What does the 2005 conclave tell us?

voting patterns of the 2005 conclave
sources:, and M. Politi "Benedikt, Krise eines Pontifikats", Rotbuch Verlag Berlin 2012.

As we put our minds to the upcoming conclave in terms of "game theory" it is important to recall the two most recent instances in 2005 and 1978. Lets start with the 2005 conclave.

Martini SJ (+) was an early candidate of the progressives in the first ballot, however already by the 2nd vote the progressives lost confidence and did not vote for Martini, switching to Bergoglio SJ as a more likely anti-Ratzinger, more moderately progressive candidate.
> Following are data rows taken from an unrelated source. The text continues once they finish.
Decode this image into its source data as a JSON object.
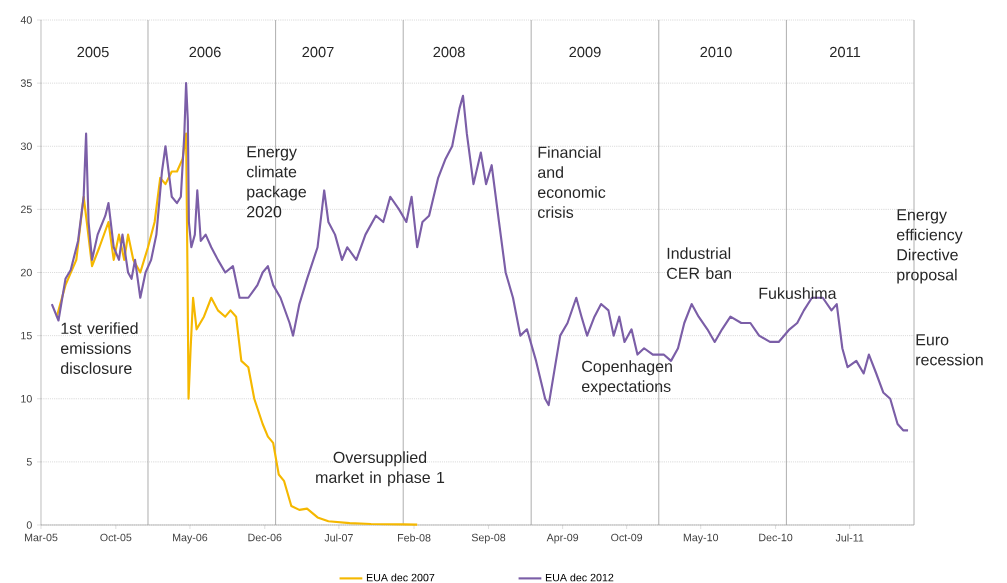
{
  "chart_data": {
    "type": "line",
    "xlim": [
      "2005-03-01",
      "2012-01-01"
    ],
    "ylim": [
      0,
      40
    ],
    "yticks": [
      0,
      5,
      10,
      15,
      20,
      25,
      30,
      35,
      40
    ],
    "xticks": [
      {
        "value": "2005-03-01",
        "label": "Mar-05"
      },
      {
        "value": "2005-10-01",
        "label": "Oct-05"
      },
      {
        "value": "2006-05-01",
        "label": "May-06"
      },
      {
        "value": "2006-12-01",
        "label": "Dec-06"
      },
      {
        "value": "2007-07-01",
        "label": "Jul-07"
      },
      {
        "value": "2008-02-01",
        "label": "Feb-08"
      },
      {
        "value": "2008-09-01",
        "label": "Sep-08"
      },
      {
        "value": "2009-04-01",
        "label": "Apr-09"
      },
      {
        "value": "2009-10-01",
        "label": "Oct-09"
      },
      {
        "value": "2010-05-01",
        "label": "May-10"
      },
      {
        "value": "2010-12-01",
        "label": "Dec-10"
      },
      {
        "value": "2011-07-01",
        "label": "Jul-11"
      }
    ],
    "grid": "y",
    "legend": "bottom",
    "marker": "none",
    "ref_lines": [
      {
        "axis": "x",
        "value": "2006-01-01"
      },
      {
        "axis": "x",
        "value": "2007-01-01"
      },
      {
        "axis": "x",
        "value": "2008-01-01"
      },
      {
        "axis": "x",
        "value": "2009-01-01"
      },
      {
        "axis": "x",
        "value": "2010-01-01"
      },
      {
        "axis": "x",
        "value": "2011-01-01"
      },
      {
        "axis": "x",
        "value": "2012-01-01"
      }
    ],
    "annotations": [
      "2005",
      "2006",
      "2007",
      "2008",
      "2009",
      "2010",
      "2011",
      "1st verified emissions disclosure",
      "Energy climate package 2020",
      "Oversupplied market in phase 1",
      "Financial and economic crisis",
      "Copenhagen expectations",
      "Industrial CER ban",
      "Fukushima",
      "Energy efficiency Directive proposal",
      "Euro recession"
    ],
    "series": [
      {
        "name": "EUA dec 2007",
        "color": "#f5b800",
        "x": [
          "2005-04-15",
          "2005-05-10",
          "2005-06-10",
          "2005-07-01",
          "2005-07-10",
          "2005-07-25",
          "2005-08-15",
          "2005-09-10",
          "2005-09-25",
          "2005-10-10",
          "2005-10-25",
          "2005-11-05",
          "2005-11-20",
          "2005-12-10",
          "2006-01-01",
          "2006-01-20",
          "2006-02-05",
          "2006-02-20",
          "2006-03-10",
          "2006-03-25",
          "2006-04-10",
          "2006-04-20",
          "2006-04-24",
          "2006-04-27",
          "2006-05-03",
          "2006-05-10",
          "2006-05-20",
          "2006-06-10",
          "2006-07-01",
          "2006-07-20",
          "2006-08-10",
          "2006-08-25",
          "2006-09-10",
          "2006-09-25",
          "2006-10-15",
          "2006-11-01",
          "2006-11-25",
          "2006-12-10",
          "2006-12-25",
          "2007-01-10",
          "2007-01-25",
          "2007-02-15",
          "2007-03-10",
          "2007-04-01",
          "2007-05-01",
          "2007-06-01",
          "2007-08-01",
          "2007-10-01",
          "2008-01-01",
          "2008-02-10"
        ],
        "values": [
          16.5,
          19,
          21,
          26,
          24,
          20.5,
          22,
          24,
          21,
          23,
          21,
          23,
          21,
          20,
          22,
          24,
          27.5,
          27,
          28,
          28,
          29,
          31,
          20,
          10,
          14,
          18,
          15.5,
          16.5,
          18,
          17,
          16.5,
          17,
          16.5,
          13,
          12.5,
          10,
          8,
          7,
          6.5,
          4,
          3.5,
          1.5,
          1.2,
          1.3,
          0.6,
          0.3,
          0.15,
          0.08,
          0.05,
          0.03
        ]
      },
      {
        "name": "EUA dec 2012",
        "color": "#7b5ea7",
        "x": [
          "2005-04-01",
          "2005-04-20",
          "2005-05-10",
          "2005-05-25",
          "2005-06-15",
          "2005-07-01",
          "2005-07-08",
          "2005-07-15",
          "2005-07-25",
          "2005-08-10",
          "2005-09-01",
          "2005-09-10",
          "2005-09-25",
          "2005-10-10",
          "2005-10-20",
          "2005-11-05",
          "2005-11-15",
          "2005-11-25",
          "2005-12-10",
          "2005-12-25",
          "2006-01-10",
          "2006-01-25",
          "2006-02-10",
          "2006-02-20",
          "2006-03-01",
          "2006-03-10",
          "2006-03-25",
          "2006-04-05",
          "2006-04-15",
          "2006-04-20",
          "2006-04-25",
          "2006-04-28",
          "2006-05-05",
          "2006-05-15",
          "2006-05-22",
          "2006-06-01",
          "2006-06-15",
          "2006-07-01",
          "2006-07-20",
          "2006-08-10",
          "2006-09-01",
          "2006-09-20",
          "2006-10-15",
          "2006-11-10",
          "2006-11-25",
          "2006-12-10",
          "2006-12-25",
          "2007-01-15",
          "2007-02-10",
          "2007-02-20",
          "2007-03-10",
          "2007-04-01",
          "2007-05-01",
          "2007-05-20",
          "2007-06-01",
          "2007-06-20",
          "2007-07-10",
          "2007-07-25",
          "2007-08-20",
          "2007-09-15",
          "2007-10-15",
          "2007-11-05",
          "2007-11-25",
          "2007-12-20",
          "2008-01-10",
          "2008-01-25",
          "2008-02-10",
          "2008-02-25",
          "2008-03-15",
          "2008-04-10",
          "2008-05-01",
          "2008-05-20",
          "2008-06-10",
          "2008-06-20",
          "2008-07-01",
          "2008-07-20",
          "2008-08-10",
          "2008-08-25",
          "2008-09-10",
          "2008-10-01",
          "2008-10-20",
          "2008-11-10",
          "2008-12-01",
          "2008-12-20",
          "2009-01-15",
          "2009-02-10",
          "2009-02-20",
          "2009-03-10",
          "2009-03-25",
          "2009-04-15",
          "2009-05-10",
          "2009-05-25",
          "2009-06-10",
          "2009-07-01",
          "2009-07-20",
          "2009-08-10",
          "2009-08-25",
          "2009-09-10",
          "2009-09-25",
          "2009-10-15",
          "2009-11-01",
          "2009-11-20",
          "2009-12-15",
          "2010-01-15",
          "2010-02-05",
          "2010-02-25",
          "2010-03-15",
          "2010-04-05",
          "2010-04-25",
          "2010-05-20",
          "2010-06-10",
          "2010-07-01",
          "2010-07-25",
          "2010-08-25",
          "2010-09-20",
          "2010-10-15",
          "2010-11-15",
          "2010-12-10",
          "2011-01-10",
          "2011-02-01",
          "2011-02-20",
          "2011-03-15",
          "2011-04-15",
          "2011-05-10",
          "2011-05-25",
          "2011-06-10",
          "2011-06-25",
          "2011-07-20",
          "2011-08-10",
          "2011-08-25",
          "2011-09-15",
          "2011-10-05",
          "2011-10-25",
          "2011-11-15",
          "2011-12-01",
          "2011-12-15"
        ],
        "values": [
          17.5,
          16.2,
          19.5,
          20.2,
          22.5,
          26,
          31,
          24,
          21,
          23,
          24.5,
          25.5,
          22,
          21,
          23,
          20,
          19.5,
          21,
          18,
          20,
          21,
          23,
          28,
          30,
          28,
          26,
          25.5,
          26,
          31,
          35,
          32,
          24,
          22,
          23,
          26.5,
          22.5,
          23,
          22,
          21,
          20,
          20.5,
          18,
          18,
          19,
          20,
          20.5,
          19,
          18,
          16,
          15,
          17.5,
          19.5,
          22,
          26.5,
          24,
          23,
          21,
          22,
          21,
          23,
          24.5,
          24,
          26,
          25,
          24,
          26,
          22,
          24,
          24.5,
          27.5,
          29,
          30,
          33,
          34,
          31,
          27,
          29.5,
          27,
          28.5,
          24,
          20,
          18,
          15,
          15.5,
          13,
          10,
          9.5,
          12.5,
          15,
          16,
          18,
          16.5,
          15,
          16.5,
          17.5,
          17,
          15,
          16.5,
          14.5,
          15.5,
          13.5,
          14,
          13.5,
          13.5,
          13,
          14,
          16,
          17.5,
          16.5,
          15.5,
          14.5,
          15.5,
          16.5,
          16,
          16,
          15,
          14.5,
          14.5,
          15.5,
          16,
          17,
          18,
          18,
          17,
          17.5,
          14,
          12.5,
          13,
          12,
          13.5,
          12,
          10.5,
          10,
          8,
          7.5,
          7.5
        ]
      }
    ]
  }
}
However in the end the neoconservatives won out and Ratzinger was elected with 84 votes, 7 votes more than the 2/3 majority needed.

Of course, according to "universi dominici gregis", an absolute majority after 34 ballots would have been sufficient as well, however only after 4 ballots the decision was reached. No one did want to go to 34 ballots. This rule has been abolished by Benedikt XVI. and now the 2/3 majority rule is again the key point to keep in mind. This means that this time, if there is a block of 40 Cardinal-Electors, they can block the majority candidate.

This time the conservative candidate is most likely to be Card. Scola and the progressive candidate Card. Scherer. If Scherer can have a block of 40 votes, he can block Scola, and a compromise candidate would have to emerge. Who would that compromise candidate be?